After Dynevor School, Rowan Williams went on to Oxbridge and gained a Doctorate before going on to teach at the College of the Resurrection, Mirfield. He was ordained in 1978 and lectured in divinity at Cambridge and became one of the youngest Lady Margaret Professors at Oxford University.
In 1991 he returned to his native Wales when he was enthroned as Bishop of Monmouth. He was elected Archbishop of Wales in 1999. A number of representatives from the Parish attended the memorable Service of Enthronement at St. Woolos Cathedral, Newport. In Wales he has been widely respected for his learning and leadership. He has spoken out on a number of issues to face the Principality and has helped to raise the profile of the Church, not only in Wales, but throughout the Anglican Communion.
He has written extensively and published many Christian best sellers' - including books on theology, Church history, spirituality and poetry. He is also an avid reader and catches up on his reading when travelling on public transport. He does not drive.
Last September he was just a few hundred yards away in Wall Street when the two hijacked jets flew into the World Trade Centre. He had been speaking at a Church meeting, when with the people he was with and the children in the Parish Day Centre, he had to flee for his life. Within days, he made a passionate plea for America and her allies to exercise restraint in their response to the attacks, and for the west to address the root causes of terrorism. The prospect of death elbows aside thoughts of power and revenge. The unspeakable tragedy of thousands of innocent dead, the tragedy unfolding around us that morning, cannot be made better by more deaths. His words bad the added authority of his first hand experience of the atrocity.
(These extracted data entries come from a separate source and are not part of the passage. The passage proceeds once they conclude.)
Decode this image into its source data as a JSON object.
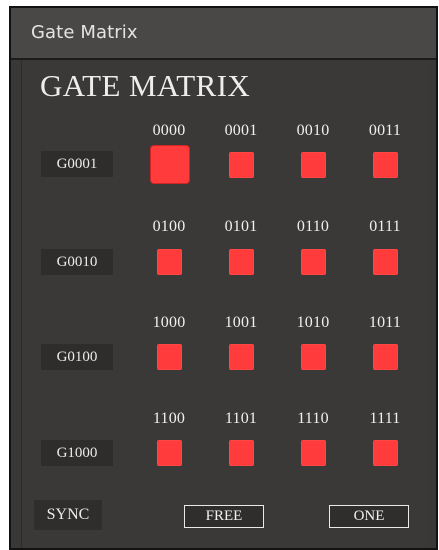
{
  "window": {
    "title": "Gate Matrix"
  },
  "panel": {
    "heading": "GATE MATRIX"
  },
  "rows": [
    {
      "gate": "G0001",
      "codes": [
        "0000",
        "0001",
        "0010",
        "0011"
      ]
    },
    {
      "gate": "G0010",
      "codes": [
        "0100",
        "0101",
        "0110",
        "0111"
      ]
    },
    {
      "gate": "G0100",
      "codes": [
        "1000",
        "1001",
        "1010",
        "1011"
      ]
    },
    {
      "gate": "G1000",
      "codes": [
        "1100",
        "1101",
        "1110",
        "1111"
      ]
    }
  ],
  "footer": {
    "sync_label": "SYNC",
    "free_label": "FREE",
    "one_label": "ONE"
  },
  "colors": {
    "pad": "#ff3b3b",
    "background": "#3b3937"
  }
}
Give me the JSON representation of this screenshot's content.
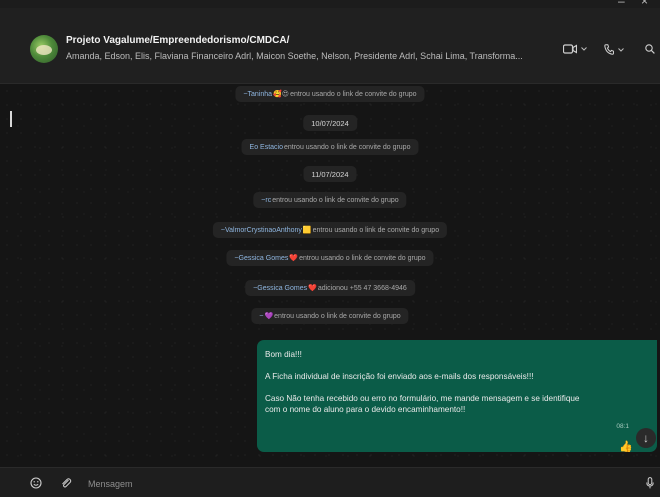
{
  "window": {
    "close_glyph": "×"
  },
  "header": {
    "title": "Projeto Vagalume/Empreendedorismo/CMDCA/",
    "members": "Amanda, Edson, Elis, Flaviana Financeiro Adrl, Maicon Soethe, Nelson, Presidente Adrl, Schai Lima, Transforma...",
    "video_icon": "video-camera-icon",
    "call_icon": "phone-icon",
    "search_icon": "search-icon"
  },
  "messages": {
    "sys1": {
      "name": "~Taninha",
      "emoji": "🥰😍",
      "text": " entrou usando o link de convite do grupo"
    },
    "date1": "10/07/2024",
    "sys2": {
      "name": "Eo Estacio",
      "text": " entrou usando o link de convite do grupo"
    },
    "date2": "11/07/2024",
    "sys3": {
      "name": "~rc",
      "text": " entrou usando o link de convite do grupo"
    },
    "sys4": {
      "name": "~ValmorCrystinaoAnthony",
      "emoji": "🟨",
      "text": " entrou usando o link de convite do grupo"
    },
    "sys5": {
      "name": "~Gessica Gomes",
      "emoji": "❤️",
      "text": " entrou usando o link de convite do grupo"
    },
    "sys6": {
      "name": "~Gessica Gomes",
      "emoji": "❤️",
      "text": " adicionou +55 47 3668-4946"
    },
    "sys7": {
      "name": "~",
      "emoji": "💜",
      "text": " entrou usando o link de convite do grupo"
    },
    "bubble": {
      "line1": "Bom dia!!!",
      "line2": "A Ficha individual de inscrição foi enviado aos e-mails dos responsáveis!!!",
      "line3": "Caso Não tenha recebido ou erro no formulário, me mande mensagem e se identifique",
      "line4": "com o nome do aluno para o devido encaminhamento!!",
      "time": "08:1",
      "reaction": "👍"
    }
  },
  "footer": {
    "placeholder": "Mensagem"
  }
}
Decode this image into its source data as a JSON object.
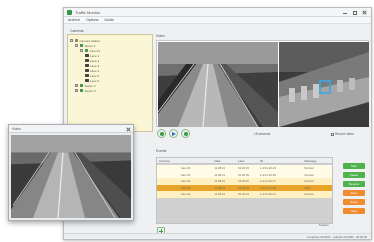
{
  "window": {
    "title": "Traffic Monitor",
    "status_text": "Longitude 00.0000 · Latitude 00.0000 · 00:00:00"
  },
  "menu": [
    "Archive",
    "Options",
    "Guide"
  ],
  "tree": {
    "header": "Cameras",
    "nodes": [
      {
        "label": "Camera Station",
        "depth": 0,
        "expander": "−",
        "icon_color": "#8a8a5a"
      },
      {
        "label": "Sector 1",
        "depth": 1,
        "expander": "−",
        "icon_color": "#3c9a4a"
      },
      {
        "label": "Cam 01",
        "depth": 2,
        "expander": "−",
        "icon_color": "#3c9a4a"
      },
      {
        "label": "Lane 1",
        "depth": 3,
        "expander": "",
        "icon_color": "#444444"
      },
      {
        "label": "Lane 2",
        "depth": 3,
        "expander": "",
        "icon_color": "#444444"
      },
      {
        "label": "Lane 3",
        "depth": 3,
        "expander": "",
        "icon_color": "#444444"
      },
      {
        "label": "Lane 4",
        "depth": 3,
        "expander": "",
        "icon_color": "#444444"
      },
      {
        "label": "Lane 5",
        "depth": 3,
        "expander": "",
        "icon_color": "#444444"
      },
      {
        "label": "Lane 6",
        "depth": 3,
        "expander": "",
        "icon_color": "#444444"
      },
      {
        "label": "Sector 2",
        "depth": 1,
        "expander": "+",
        "icon_color": "#3c9a4a"
      },
      {
        "label": "Sector 3",
        "depth": 1,
        "expander": "+",
        "icon_color": "#3c9a4a"
      }
    ]
  },
  "video": {
    "header": "Video",
    "caption_left": "15 seconds",
    "caption_right": "Record video"
  },
  "table": {
    "header": "Events",
    "columns": [
      "Camera",
      "Date",
      "Lane",
      "ID",
      "Message"
    ],
    "rows": [
      {
        "cells": [
          "Cam 01",
          "11.08.21",
          "01:02:33",
          "L-4 01-02-33",
          "Normal"
        ],
        "bg": "#fffbe6"
      },
      {
        "cells": [
          "Cam 01",
          "11.08.21",
          "01:02:35",
          "L-4 01-02-35",
          "Normal"
        ],
        "bg": "#fffbe6"
      },
      {
        "cells": [
          "Cam 01",
          "11.08.21",
          "01:02:37",
          "L-4 01-02-37",
          "Normal"
        ],
        "bg": "#fff1c2"
      },
      {
        "cells": [
          "Cam 01",
          "11.08.21",
          "01:02:39",
          "L-4 01-02-39",
          "Alert"
        ],
        "bg": "#e7a32a"
      },
      {
        "cells": [
          "Cam 01",
          "11.08.21",
          "01:02:41",
          "L-4 01-02-41",
          "Normal"
        ],
        "bg": "#fff1c2"
      }
    ],
    "count_label": "5 items"
  },
  "side_buttons": [
    {
      "label": "Start",
      "color": "#4fb24f"
    },
    {
      "label": "Pause",
      "color": "#4fb24f"
    },
    {
      "label": "Resume",
      "color": "#4fb24f"
    },
    {
      "label": "Alarm",
      "color": "#f08c2e"
    },
    {
      "label": "Reset",
      "color": "#f08c2e"
    },
    {
      "label": "Stop",
      "color": "#f08c2e"
    }
  ],
  "popup": {
    "title": "Video"
  },
  "colors": {
    "accent_green": "#3c9a4a",
    "tree_bg": "#fbf6d6",
    "highlight_row": "#e7a32a",
    "tracker_box": "#3aa7e8"
  }
}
Archbishop Rowan and his family have been frequent visitors to All Saints' over the years. He often attended Services when visiting his parents Del and Anuerin Williams at their home at Castle Avenue. His last official visit to the Parish was on All Saints' Day, 2000, when he presided and preached at the Patronal Festival Eucharist. He has also very kindly agreed to be Patron of our Restoration Appeal when it is launched later this year.
Archbishop Rowan is at heart a family man. His wife Jane is a Lecturer at Trinity Theological College, Bristol, and they have two children, Rhianon age 14, and Pip age 6.
In a few months time, they will leave their modern Bishop's Residence at Newport to move into their 13th century home at Lambeth Palace. As Archbishop of Canterbury he will lead his Diocese and the Church of England. He will also be 'first among equals' in the world-wide Anglican Communion.
The office of Archbishop of Canterbury dates back more than 1,400 years when St. Augustine founded the see in 597 AD. As 104th Archishop, his predecessors include Thomas a Beckett, Thomas Cranmer and William Temple. He will have a seat as of right in the House of Lords.
The post will take him around the world on pastoral and teaching visits meeting political and religious leaders. He will have a national, international and ecumenical role.
lts quite likely that All Saints will be represented at the Enthronement Service in the New Year. We wish him and his family every blessing as they prepare for their new ministry and assure them of our continued prayers.